- July 12, 2012
- Posted by: Seth Heyman
- Categories: Business Law, Marketing & Advertising Law
A strip club called the Playhouse has also been sued for allegedly sending unsolicited text advertisements to potential customers using an automated telephone dialing machine in violation of the Telephone Consumer Protection Act (TCPA). While still being litigated, the Playhouse case demonstrates how easy it is to state a claim under the TCPA. The club’s owners filed a motion to dismiss, arguing that the plaintiff had not alleged what numbers were called or whether the Playhouse stopped sending messages upon consumer requests.

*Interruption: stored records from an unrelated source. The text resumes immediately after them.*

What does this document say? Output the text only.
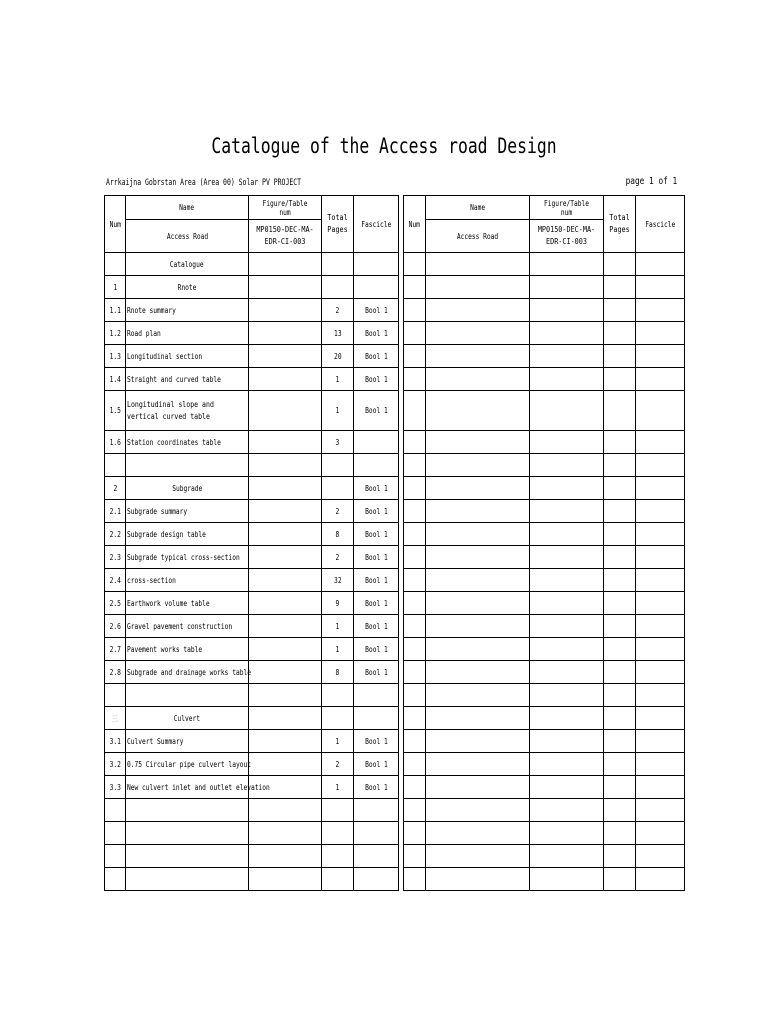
Catalogue of the Access road Design
Arrkaijna Gobrstan Area (Area 00) Solar PV PROJECT	page 1 of 1
Num	Name	Figure/Table num	Total Pages	Fascicle
	Access Road	MP0150-DEC-MA-EDR-CI-003		

	Catalogue			
1	Rnote			
1.1	Rnote summary		2	Bool 1
1.2	Road plan		13	Bool 1
1.3	Longitudinal section		20	Bool 1
1.4	Straight and curved table		1	Bool 1
1.5	Longitudinal slope and vertical curved table		1	Bool 1
1.6	Station coordinates table		3	

2	Subgrade			Bool 1
2.1	Subgrade summary		2	Bool 1
2.2	Subgrade design table		8	Bool 1
2.3	Subgrade typical cross-section		2	Bool 1
2.4	cross-section		32	Bool 1
2.5	Earthwork volume table		9	Bool 1
2.6	Gravel pavement construction		1	Bool 1
2.7	Pavement works table		1	Bool 1
2.8	Subgrade and drainage works table		8	Bool 1

三	Culvert			
3.1	Culvert Summary		1	Bool 1
3.2	0.75 Circular pipe culvert layout		2	Bool 1
3.3	New culvert inlet and outlet elevation		1	Bool 1

Num	Name	Figure/Table num	Total Pages	Fascicle
	Access Road	MP0150-DEC-MA-EDR-CI-003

The court denied the motion, finding that the only facts necessary for the plaintiff to state a claim is that he never gave the Playhouse permission to text his cell phone, and that it used an automated dialing device. The Plaintiff did not need to identify the specific phone number called, or the identities of the putative class members. Instead, it was sufficient for plaintiff to allege the dates and content of the messages he received from a 773 telephone number, that numerous other persons received the same text to their cell phones, and plaintiff never gave the sender his phone number.
Another class action was recently brought against a group of California car dealerships that allegedly texted consumers without their prior express consent. In that case, the plaintiff claimed damages in excess of $5 million, based on the number of texts that potentially were sent. As with a similar TCPA lawsuit against Twitter, in this case the plaintiff alleged that the dealership also violated the law when it sent a confirmation text in response to his opt-out request. The case settled for $49,100.
These cases are yet another reminder that companies must obtain appropriate consent to send text messages to consumers, and should also think twice before sending a text confirming an opt-out request.